Applicant has found that the annulus method of preventing gas from reaching the pump is neither practical nor effective.
Such failure to completely fill the chamber is attributed to various causes. In a gas lock situation or a gas interference situation, the formation produces gas in addition to liquid. The gas is at the top of the chamber, while the liquid is at the bottom, creating a liquid-to-gas interface. If this interface is relatively high in the chamber, gas interference results. In gas interference, the plunger (on the downstroke) descends in the chamber and hits the liquid-to-gas interface. The change in resistances causes a mechanical shock or jarring. Such a shock damages the pump, the sucker rods and the tubing.
If the liquid-to-gas interface is relatively low in the chamber, gas lock results, wherein insufficient pressure is built up inside of the chamber on the downstroke to open the plunger valve. The plunger is thus not charged with fluid and the pump is unable to lift anything. A gas locked pump, and its associated sucker rods and tubing, may experience damage from the plunger hitting the interface.
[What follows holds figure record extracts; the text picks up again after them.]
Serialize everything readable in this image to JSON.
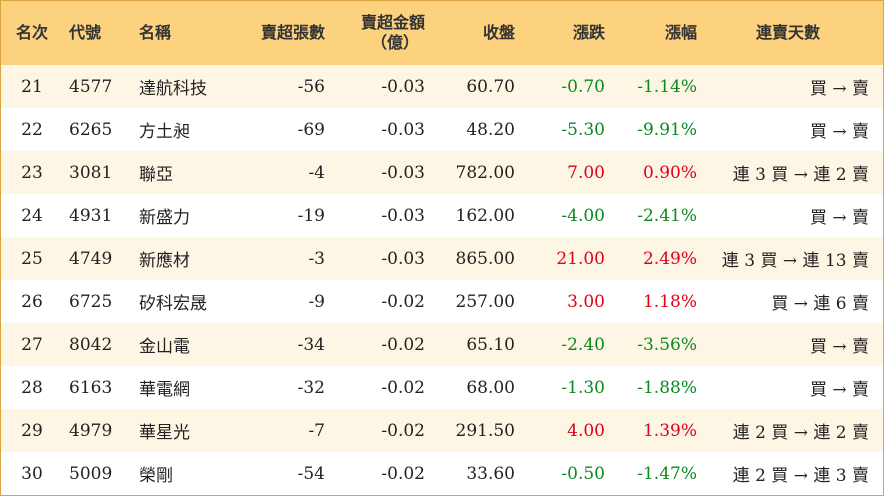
{
  "headers": {
    "rank": "名次",
    "code": "代號",
    "name": "名稱",
    "net_sell_lots": "賣超張數",
    "net_sell_amount_line1": "賣超金額",
    "net_sell_amount_line2": "（億）",
    "close": "收盤",
    "change": "漲跌",
    "change_pct": "漲幅",
    "streak": "連賣天數"
  },
  "colors": {
    "header_bg": "#fcd27e",
    "row_alt_bg": "#fef6e4",
    "up": "#e0001b",
    "down": "#0a8a1e"
  },
  "rows": [
    {
      "rank": "21",
      "code": "4577",
      "name": "達航科技",
      "lots": "-56",
      "amount": "-0.03",
      "close": "60.70",
      "change": "-0.70",
      "pct": "-1.14%",
      "streak": "買 → 賣",
      "trend": "down"
    },
    {
      "rank": "22",
      "code": "6265",
      "name": "方土昶",
      "lots": "-69",
      "amount": "-0.03",
      "close": "48.20",
      "change": "-5.30",
      "pct": "-9.91%",
      "streak": "買 → 賣",
      "trend": "down"
    },
    {
      "rank": "23",
      "code": "3081",
      "name": "聯亞",
      "lots": "-4",
      "amount": "-0.03",
      "close": "782.00",
      "change": "7.00",
      "pct": "0.90%",
      "streak": "連 3 買 → 連 2 賣",
      "trend": "up"
    },
    {
      "rank": "24",
      "code": "4931",
      "name": "新盛力",
      "lots": "-19",
      "amount": "-0.03",
      "close": "162.00",
      "change": "-4.00",
      "pct": "-2.41%",
      "streak": "買 → 賣",
      "trend": "down"
    },
    {
      "rank": "25",
      "code": "4749",
      "name": "新應材",
      "lots": "-3",
      "amount": "-0.03",
      "close": "865.00",
      "change": "21.00",
      "pct": "2.49%",
      "streak": "連 3 買 → 連 13 賣",
      "trend": "up"
    },
    {
      "rank": "26",
      "code": "6725",
      "name": "矽科宏晟",
      "lots": "-9",
      "amount": "-0.02",
      "close": "257.00",
      "change": "3.00",
      "pct": "1.18%",
      "streak": "買 → 連 6 賣",
      "trend": "up"
    },
    {
      "rank": "27",
      "code": "8042",
      "name": "金山電",
      "lots": "-34",
      "amount": "-0.02",
      "close": "65.10",
      "change": "-2.40",
      "pct": "-3.56%",
      "streak": "買 → 賣",
      "trend": "down"
    },
    {
      "rank": "28",
      "code": "6163",
      "name": "華電網",
      "lots": "-32",
      "amount": "-0.02",
      "close": "68.00",
      "change": "-1.30",
      "pct": "-1.88%",
      "streak": "買 → 賣",
      "trend": "down"
    },
    {
      "rank": "29",
      "code": "4979",
      "name": "華星光",
      "lots": "-7",
      "amount": "-0.02",
      "close": "291.50",
      "change": "4.00",
      "pct": "1.39%",
      "streak": "連 2 買 → 連 2 賣",
      "trend": "up"
    },
    {
      "rank": "30",
      "code": "5009",
      "name": "榮剛",
      "lots": "-54",
      "amount": "-0.02",
      "close": "33.60",
      "change": "-0.50",
      "pct": "-1.47%",
      "streak": "連 2 買 → 連 3 賣",
      "trend": "down"
    }
  ]
}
In a pump off situation, the annulus surrounding the tubing down at the pump has a low fluid level, and consequently a low fluid head is exerted on the barrel valve. In an ideal pumping situation, when the plunger is on the upstroke, the annulus head pressure forces annulus fluid into the chamber. However, with a pump off condition, the low head pressure is unable to force enough fluid to completely fill the chamber. Consequently, the chamber has gas or air (a vacuum) therein. A pump (and its associated equipment) that is in a pump off condition suffers mechanical shock and jarring as the plunger passes through the liquid-to gas interface. A restricted intake can also cause pump off.
Accordingly, there is still a need for means to effectively deal with gas-locking in downhole reciprocating pumps.
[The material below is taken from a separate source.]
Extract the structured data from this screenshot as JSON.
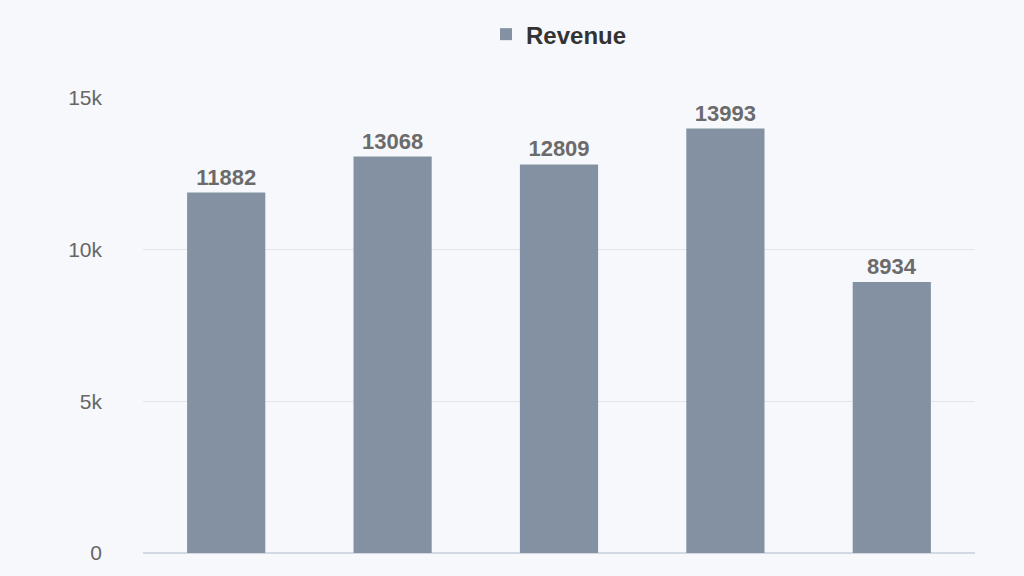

As set forth above, there are a number of problems that are regularly encountered during oil pumping operations. Oil that is pumped from the ground is generally impure, and includes water, gas, and impurities such as sand. The presence of gas in the oil can create during pumping operations a condition that is sometimes referred to as “gas lock.” Gas lock occurs when a quantity of gas becomes trapped between the travelling valve and standing valve balls. In this situation, hydrostatic pressure from above the travelling valve ball holds it in a seated position, while the pressure from the trapped gas will hold the standing valve ball in a seated position. With the balls unable to unseat, pumping comes to a halt with reduction or cessation of liquid production and other related issues including dry stuffing box failures.
One typical response to gas lock is to remove the oil pump and release the trapped gas. This can be time-consuming and, of course, interrupts pumping operations.
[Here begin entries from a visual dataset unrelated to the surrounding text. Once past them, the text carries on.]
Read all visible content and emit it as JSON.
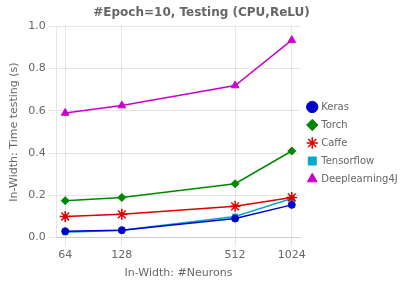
{
  "chart_data": {
    "type": "line",
    "title": "#Epoch=10, Testing (CPU,ReLU)",
    "xlabel": "In-Width: #Neurons",
    "ylabel": "In-Width: Time testing (s)",
    "x": [
      64,
      128,
      512,
      1024
    ],
    "log": "x",
    "xlim": [
      57.68,
      1136.2
    ],
    "xticks": [
      64,
      128,
      512,
      1024
    ],
    "ylim": [
      0,
      1
    ],
    "yticks": [
      {
        "value": 0,
        "label": "0.0"
      },
      0.2,
      0.4,
      0.6,
      0.8,
      {
        "value": 1,
        "label": "1.0"
      }
    ],
    "grid": true,
    "legend": "right",
    "series": [
      {
        "name": "Keras",
        "color": "#0000cc",
        "marker": "circle",
        "values": [
          0.03,
          0.035,
          0.09,
          0.155
        ]
      },
      {
        "name": "Torch",
        "color": "#008800",
        "marker": "diamond",
        "values": [
          0.175,
          0.19,
          0.255,
          0.41
        ]
      },
      {
        "name": "Caffe",
        "color": "#dd0000",
        "marker": "star",
        "values": [
          0.1,
          0.11,
          0.148,
          0.19
        ]
      },
      {
        "name": "Tensorflow",
        "color": "#00aacc",
        "marker": "square",
        "values": [
          0.025,
          0.035,
          0.1,
          0.185
        ]
      },
      {
        "name": "Deeplearning4J",
        "color": "#cc00cc",
        "marker": "triangle",
        "values": [
          0.59,
          0.625,
          0.72,
          0.935
        ]
      }
    ]
  }
}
Another approach is to adjust the stroke of the plunger to bottom out, or tap bottom, jarring the balls of the travelling and standing valves off of their valve seats to attempt to influence liquid flow when hydrostatic conditions under gas-locking are unfavorable. The adjustment of the pump requires a service visit and the extent of the tap is not always appreciated at surface when the impact actually occurs one or more kilometers downhole. Further it is understood that rather than have service personnel return multiple times in response to repeated gas-locking, a pump might actually be left configured to tap bottom continuously. The usual result is damage to the sucker rods, rod guides, pump plunger and barrel.